Since it was founded in 2016, the Seoul-based startup has proved the efficiency of AI when it comes to executing optimal equity asset allocation.
The SoftBank-backed company operates four exchange-traded funds -- QRFT, AMOM, NVQ and HDIV. These funds are currently trading on, and have exposure to, North American stock bourses including the New York Stock Exchange, giving US investors greater access to AI-powered stock picking mechanisms.
Qraft has upped the ante by providing three US financial services firms, including UX Wealth, with the model portfolios crafted by the company for turnkey asset management programs, beginning this year.
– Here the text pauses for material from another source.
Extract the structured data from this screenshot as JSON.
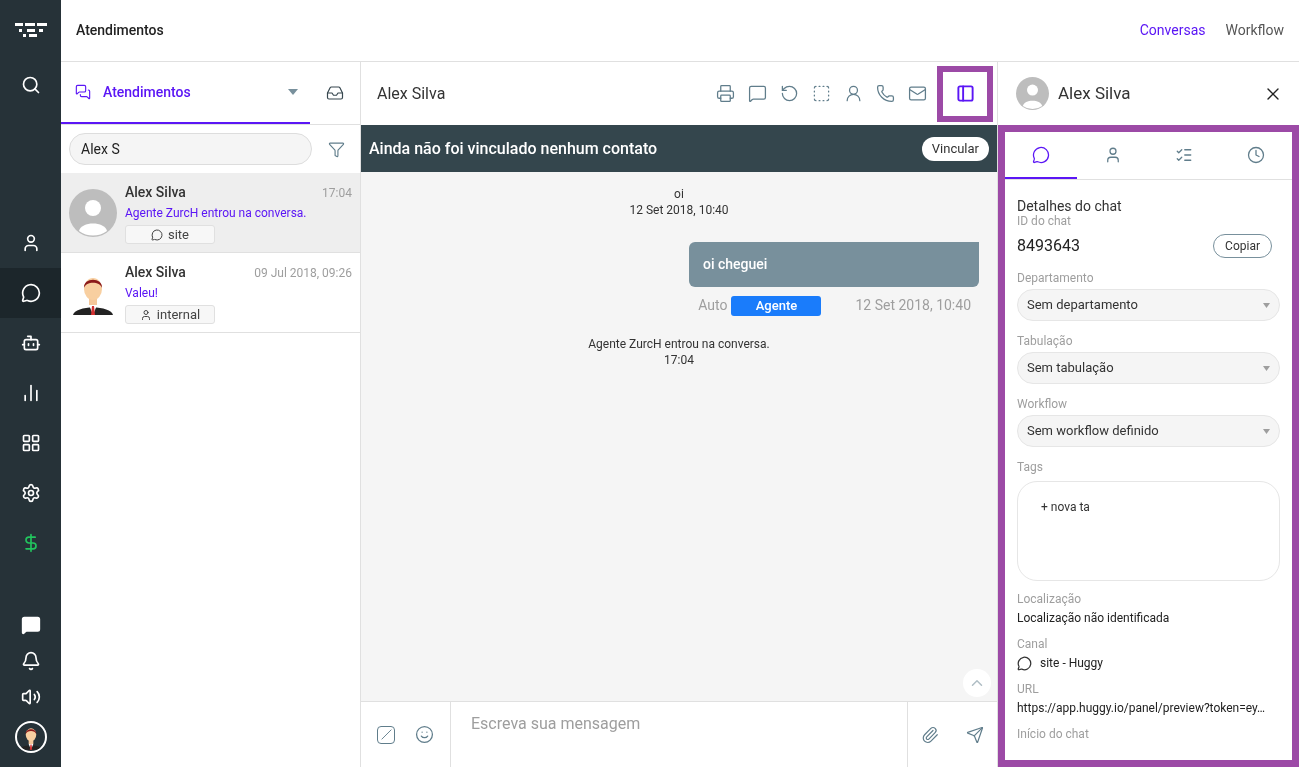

Behind Qraft's use of AI and its foray onto Wall Street lies the philosophy that AI can assist humans with verifying and analyzing a slew of financial data. At Qraft, half of the firm's employees are dedicated to AI research.
Qraft Technologies' fixation with "a useful set of data" has led to a stringent verification process in terms of output and infrastructure, the company said, adding that teaching a machine how to do certain tasks through inputs and outputs without feedback solely cannot improve AI capability.
This has allowed AI to play an essential role, not a discretionary one, in constructing an equity portfolio with above-average returns while averting risk factors, even in a bear market, according to Qraft.
"AI ETFs and model portfolios powered by Qraft's AI engine have shown decent performance, as we are working to use AI engines to develop an investment advisory platform," Qraft Technologies Chief Executive Officer Kim Hyung-sik said in a statement.
"We don't see AI as a master key to all problems, but it is undoubtedly true that AI is capable of analyzing the whopping amount of data beyond human capacity."